If you choose a doctor that does not participate in the Access Gap Cover scheme for your procedure, you will still be covered by Medicare and GMHBA for the scheduled fee, but will need to pay any gap.
You may also receive services from an assistant surgeon and anaesthetist for your procedure – they can also choose whether or not to participate in the Access Gap Cover scheme. You may have separate gaps to pay for their services.
Before deciding to have a procedure, you should discuss the cost of treatment with your specialist doctor. Your specialist must advise of any gap that you will have to pay and provide a written estimate of the fees for treatment, before you go into hospital.
What is a prosthesis?
As part of surgery you may require a prosthesis (such as a joint replacement, cardiac device, stents, and human tissues, for further information on what products are included on this list visit health.gov.au). This is an artificial substitute for a body part that is either implanted or surgically applied, as listed by the Prosthesis List administered by the Department of Health and Aged Care. If the charge for the prosthesis is more than the government prescribed benefit, then you will be required to pay for the gap to the hospital.
Your ideal level of hospital cover will depend on your age, your health requirements, your lifestyle, your medical history, and what you can afford. The easiest thing to do is to get a quote online. Or, if you want to talk to a person, we’re here to help. We can run through your circumstances and then recommend some products based on your needs.
Again, this will depend on your circumstances. If you need glasses, massage, physio or regular dental check-ups, and also want the peace of mind of being covered for inpatient hospital treatment, then a combined hospital and extras cover might be right for you. Keep in mind, you can choose an extras-only policy, but this won’t cover you for in-hospital treatment, and you may still have to pay the Medicare Levy Surcharge (if you’re a higher income earner).
Lifetime Health Cover loading can also apply if you first purchase hospital cover after 1 July following your 31st birthday, so you may want to lock in your certified age of entry sooner rather than later by taking out hospital cover.

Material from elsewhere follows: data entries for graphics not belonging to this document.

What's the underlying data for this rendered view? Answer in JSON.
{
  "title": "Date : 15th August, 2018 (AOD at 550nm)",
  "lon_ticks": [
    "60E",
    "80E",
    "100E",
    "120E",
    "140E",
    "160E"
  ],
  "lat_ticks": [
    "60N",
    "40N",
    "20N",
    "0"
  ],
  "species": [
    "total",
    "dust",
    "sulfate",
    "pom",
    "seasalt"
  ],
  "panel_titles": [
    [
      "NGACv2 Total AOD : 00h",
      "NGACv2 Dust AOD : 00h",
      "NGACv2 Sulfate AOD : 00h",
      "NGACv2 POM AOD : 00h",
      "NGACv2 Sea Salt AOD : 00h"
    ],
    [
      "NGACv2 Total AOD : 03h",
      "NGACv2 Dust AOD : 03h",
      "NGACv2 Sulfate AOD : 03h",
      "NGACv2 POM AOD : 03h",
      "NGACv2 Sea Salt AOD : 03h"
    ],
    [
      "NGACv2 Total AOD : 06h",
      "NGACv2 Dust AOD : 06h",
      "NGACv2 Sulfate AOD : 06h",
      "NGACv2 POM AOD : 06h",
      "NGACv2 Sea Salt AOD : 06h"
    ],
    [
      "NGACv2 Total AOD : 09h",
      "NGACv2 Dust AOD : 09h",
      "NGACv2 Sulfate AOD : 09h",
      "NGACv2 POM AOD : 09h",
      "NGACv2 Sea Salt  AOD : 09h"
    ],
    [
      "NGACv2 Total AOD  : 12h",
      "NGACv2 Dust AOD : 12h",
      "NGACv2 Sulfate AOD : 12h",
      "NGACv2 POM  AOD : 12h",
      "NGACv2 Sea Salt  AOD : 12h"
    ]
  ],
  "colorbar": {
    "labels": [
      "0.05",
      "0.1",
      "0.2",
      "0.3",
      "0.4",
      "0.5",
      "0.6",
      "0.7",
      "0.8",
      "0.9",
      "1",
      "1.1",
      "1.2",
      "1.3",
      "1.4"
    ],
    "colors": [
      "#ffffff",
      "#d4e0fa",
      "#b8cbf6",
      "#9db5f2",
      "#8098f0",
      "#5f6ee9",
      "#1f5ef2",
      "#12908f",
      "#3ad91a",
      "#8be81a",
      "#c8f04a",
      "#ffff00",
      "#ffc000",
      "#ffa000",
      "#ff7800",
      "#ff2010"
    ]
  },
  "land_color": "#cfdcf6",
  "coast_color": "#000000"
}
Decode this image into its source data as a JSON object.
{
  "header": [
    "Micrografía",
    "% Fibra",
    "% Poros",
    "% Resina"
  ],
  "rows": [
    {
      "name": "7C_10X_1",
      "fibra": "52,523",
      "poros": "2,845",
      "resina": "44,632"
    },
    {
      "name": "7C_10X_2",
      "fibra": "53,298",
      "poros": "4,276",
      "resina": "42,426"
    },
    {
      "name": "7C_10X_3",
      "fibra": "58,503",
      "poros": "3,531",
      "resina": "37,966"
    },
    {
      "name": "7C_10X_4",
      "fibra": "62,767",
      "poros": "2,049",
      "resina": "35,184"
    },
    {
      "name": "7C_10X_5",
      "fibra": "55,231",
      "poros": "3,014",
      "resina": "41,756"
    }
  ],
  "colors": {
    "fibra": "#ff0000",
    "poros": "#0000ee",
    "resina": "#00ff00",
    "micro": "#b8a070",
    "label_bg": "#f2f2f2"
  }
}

A pre-existing condition is defined under the Private Health Insurance Act 2007 as "any ailment, illness, or condition where, in the opinion of a medical adviser appointed by a health insurer, the signs or symptoms of that illness, ailment or condition existed at any time in the period of 6 months ending on the day which the person became insured on the policy."
If you have a pre-existing condition that needs treatment, you’ll need to hold the appropriate level of hospital cover for 12 months before you can claim eligible benefits. This means you need either forward planning or a comprehensive cover for ‘just in case’ scenarios.
Being a private patient does not automatically guarantee you a private room – room types vary from hospital to hospital and are subject to availability.
However, if you choose our Gold Optimum Hospital Cover we offer a single room guarantee. If you request a single room in a private hospital and this is not available, GMHBA will pay you $100 per night, up to a maximum of $300 for three nights. Please contact us following your admission to claim the Single Room Guarantee payment. Please refer to our Important Information Guide for full terms and conditions.
As always, regardless of whether you attend a private hospital or elect to be a private patient in a public hospital, prior to your hospital admission ensure you have written informed financial consent so you are aware of any costs that may be incurred.